La quarantaine pour les malades ou susceptibles de l'être, existait dès le XIe siècle notamment pour les navires venant de pays où sévissait la maladie. Certaines constructions aux abords des cités étaient réservées à cet usage, comme à Château-Thierry, devant les portes de la ville barrant la principale voie d’accès, à l'emplacement du pont sur la Marne.

Les masques des médecins en forme de bec de corbeaux existent toujours.
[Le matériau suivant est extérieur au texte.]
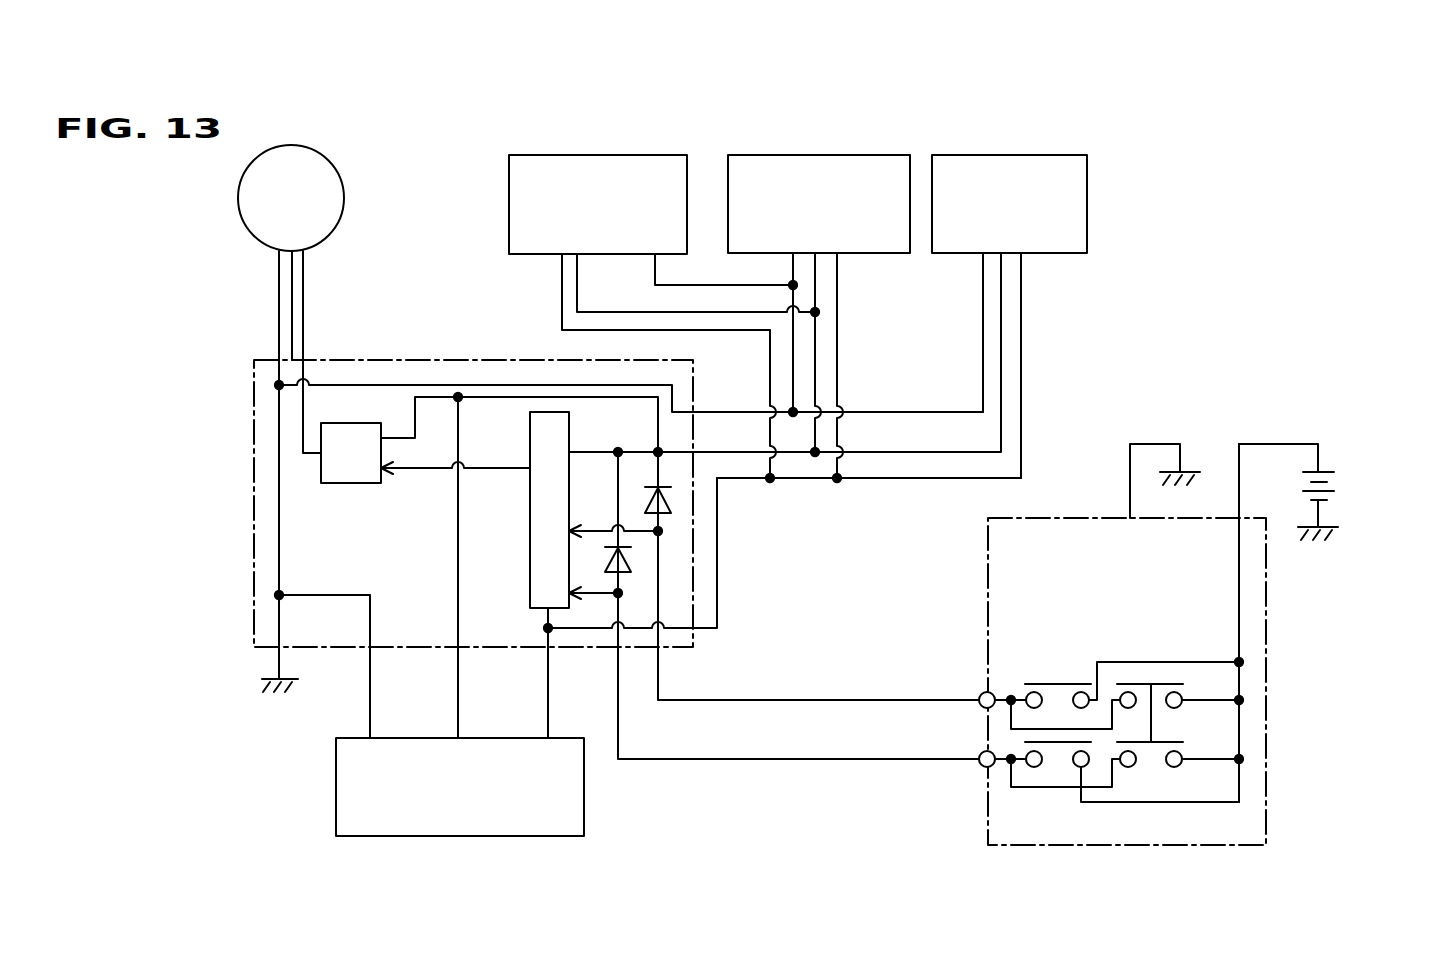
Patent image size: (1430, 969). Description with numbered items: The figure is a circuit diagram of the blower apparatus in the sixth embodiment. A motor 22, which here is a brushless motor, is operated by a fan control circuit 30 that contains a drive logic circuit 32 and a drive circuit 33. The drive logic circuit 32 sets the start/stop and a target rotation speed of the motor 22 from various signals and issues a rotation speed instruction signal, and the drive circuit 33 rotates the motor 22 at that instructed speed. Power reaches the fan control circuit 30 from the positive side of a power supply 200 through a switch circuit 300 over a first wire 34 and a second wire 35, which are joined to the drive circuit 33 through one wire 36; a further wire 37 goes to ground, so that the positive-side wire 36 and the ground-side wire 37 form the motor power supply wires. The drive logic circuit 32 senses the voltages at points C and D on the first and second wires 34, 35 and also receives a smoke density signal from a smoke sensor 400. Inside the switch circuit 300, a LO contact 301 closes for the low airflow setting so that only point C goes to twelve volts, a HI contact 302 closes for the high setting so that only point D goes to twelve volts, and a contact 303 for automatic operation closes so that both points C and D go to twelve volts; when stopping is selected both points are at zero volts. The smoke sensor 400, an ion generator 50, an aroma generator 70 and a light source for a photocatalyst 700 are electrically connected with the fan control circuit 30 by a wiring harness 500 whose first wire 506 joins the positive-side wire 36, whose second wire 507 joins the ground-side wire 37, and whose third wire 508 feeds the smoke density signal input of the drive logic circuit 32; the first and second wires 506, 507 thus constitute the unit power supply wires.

On les retrouve déambulant, silhouettes inquiétantes, lors du carnaval de Venise, ville qui fut atrocement touchée par la peste elle aussi.

La fable de Jean de La Fontaine Les Animaux malades de la Peste fait étrangement écho aux jours difficiles que nous vivons aujourd'hui. En écrivant cette fable, il nous rappelle l’existence terrible de cette maladie tout en nous proposant une méditation sur le pouvoir. La Fontaine l'a placée en tête de son second livre, celui dédicacé à Madame de Montespan. Il entrait dans un renouvellement de son inspiration, plus philosophique, souvent plus sombre aussi. Cette fable illustre parfaitement l'adage en vogue au XVIIe siècle : la flatterie est la peste des cours. 

LES ANIMAUX MALADES DE LA PESTE (extrait)

Un mal qui répand la terreur,

Mal que le ciel en sa fureur Inventa pour punir les crimes de la terre

La peste (puisqu'il faut l'appeler par son nom)

Capable d'enrichir en un jour l'Achéron*,

Faisait aux animaux la guerre.

Ils ne mouraient pas tous, mais tous étaient frappés;

On n'en voyait point d'occupés

À chercher le soutien d'une mourante vie;

 Nul mets n’excitait leur envie,

 Ni loups ni renards n'épiaient La douce et l'innocente proie;

Les tourterelles se fuyaient :

Plus d'amour, partant plus de joie.

*(L'Achéron est le fleuve de l'Affliction qui mène à l'empire des morts.)